News Analysis: Mixed grill as Nigeria signs the AfCFTA

Aliu Akoshile
President Muhammadu Buhari yesterday in Niamey signed the African Continental Free Trade Area (AfCFTA) agreement, making Nigeria the 53rd country to endorse the pact.
Expectedly, Nigerian leader’s signature was the cynosure of all eyes at the 12th extra-ordinary summit of the Assembly of Heads of State and Government of the African Union held at the Nigerien capital.
With Benin Republic also toeing Nigeria’s line and signing as the 54th country, it was only Eritrea that had yet to formally append the 67-page multilateral trade document out of the 55 African Union member states.
Targeted at achieving 15 broad objectives that have been sub-divided into eight general and seven specific, the AfCFTA agreement will be executed in two phases.
The phase one, whose scope covers trade in goods and trade in services, has already been ratified by the Assembly; while the phase two, which requires further negotiation on protocols, covers intellectual property rights, investments, and competition policy.
Baring any amendments, the phase two of the agreement will be presented at the AU General Assembly slated for January 2020.
No doubt, the AfCFTA is the most significant economic decision ever taken by the African Heads of State and Government since the formation of AU in Addis Ababa, Ethiopia, on 26th May, 2001.
Of course, African leaders in the 60s and 70s had the vision of a united and powerful continent based on the Pan-Africanist utopia of a single market, free movement and a single-currency.

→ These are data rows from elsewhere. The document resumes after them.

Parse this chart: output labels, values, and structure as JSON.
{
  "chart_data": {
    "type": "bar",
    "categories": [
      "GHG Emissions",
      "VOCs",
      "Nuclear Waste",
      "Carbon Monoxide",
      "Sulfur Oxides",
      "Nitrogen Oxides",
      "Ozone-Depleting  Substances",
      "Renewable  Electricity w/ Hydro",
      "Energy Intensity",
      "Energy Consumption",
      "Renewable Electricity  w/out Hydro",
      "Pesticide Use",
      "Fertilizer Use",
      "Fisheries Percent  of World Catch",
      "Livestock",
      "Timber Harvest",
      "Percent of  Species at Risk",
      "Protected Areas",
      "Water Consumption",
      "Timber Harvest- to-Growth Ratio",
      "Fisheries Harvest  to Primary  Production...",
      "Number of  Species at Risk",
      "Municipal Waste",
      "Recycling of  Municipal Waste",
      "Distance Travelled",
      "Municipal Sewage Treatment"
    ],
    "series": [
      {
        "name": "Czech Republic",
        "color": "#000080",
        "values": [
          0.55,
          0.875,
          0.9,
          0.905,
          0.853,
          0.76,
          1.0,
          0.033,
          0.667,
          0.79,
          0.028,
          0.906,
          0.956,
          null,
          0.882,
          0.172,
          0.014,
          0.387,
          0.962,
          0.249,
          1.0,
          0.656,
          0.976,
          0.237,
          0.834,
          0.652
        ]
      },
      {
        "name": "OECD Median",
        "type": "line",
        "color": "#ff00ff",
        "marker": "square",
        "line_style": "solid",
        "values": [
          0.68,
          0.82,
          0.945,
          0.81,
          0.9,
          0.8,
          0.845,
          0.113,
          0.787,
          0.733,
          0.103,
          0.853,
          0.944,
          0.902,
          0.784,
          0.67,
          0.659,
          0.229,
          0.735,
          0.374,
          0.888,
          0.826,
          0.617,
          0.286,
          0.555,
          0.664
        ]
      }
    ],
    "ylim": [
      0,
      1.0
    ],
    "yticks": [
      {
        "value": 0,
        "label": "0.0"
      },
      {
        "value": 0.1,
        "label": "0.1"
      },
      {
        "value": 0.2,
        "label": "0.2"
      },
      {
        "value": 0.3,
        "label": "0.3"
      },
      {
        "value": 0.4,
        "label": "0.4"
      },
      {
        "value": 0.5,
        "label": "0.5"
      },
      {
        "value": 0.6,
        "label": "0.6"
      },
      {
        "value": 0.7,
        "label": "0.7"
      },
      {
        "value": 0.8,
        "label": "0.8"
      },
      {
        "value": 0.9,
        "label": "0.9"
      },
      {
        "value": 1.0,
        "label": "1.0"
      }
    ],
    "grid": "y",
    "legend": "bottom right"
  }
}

It was this age-long dream that became a reality when the AfCFTA was signed in Kigali, Rwanda, on 21st March 2018 with Kenya and Ghana emerging as the first countries to deposit the ratification instruments on 10th May 2018.
With ratification by Sierra Leone and the Saharawi Republic on 29th April 2019, which gave the pact its enforcement threshold of 22 ratifying countries, the AfCFTA in real sense came into force on 30th May 2019.

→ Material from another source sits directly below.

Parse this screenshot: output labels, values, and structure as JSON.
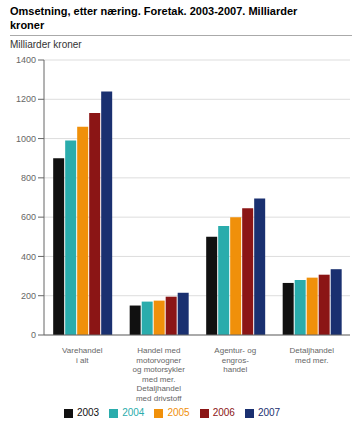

Yet, Nigeria’s formal ratification yesterday, at the 11th hour, has elicited so much excitement across the continent as though it has just sanctified the signing done by other countries. This is understandable.
Nigeria is arguably African’s biggest market with about 200 million of the continent’s 1.3 billion people and a large chunk of the continent’s arable land as well as coastal assets, even if yet untapped.
Hence the initial foot-dragging over the signing of the free trade agreement cannot be divorced from the anxiety in official circles on the implications of the pact on Nigeria’s economy, especially the fiscal and monetary policies.
The Gross Domestic Product (GDP) in Nigeria was worth $397.30 billion in 2018 with its value representing 0.64 percent of the world economy, and a growth rate of 2.3 percent in 2019 and 2.4 percent in 2020.
Although Nigeria’s GDP is projected to be $500.00 billion by last quarter of 2019 and around $650.00 billion in 2020, it can even do much better if all stakeholders who supported Nigeria’s signing of the agreement also take steps to key-in into the expansive scope of the trade agreement.
If that is done, Nigerians must go ahead to take full advance of the opportunities presented by the continental free trade area to improve national earnings and improve the quality of life of the citizenry.
It is reassuring when President Buhari said that “Nigeria shall sustain its strong leadership role in Africa in the implementation of the AfCFTA.” No less is expected of the giant of Africa.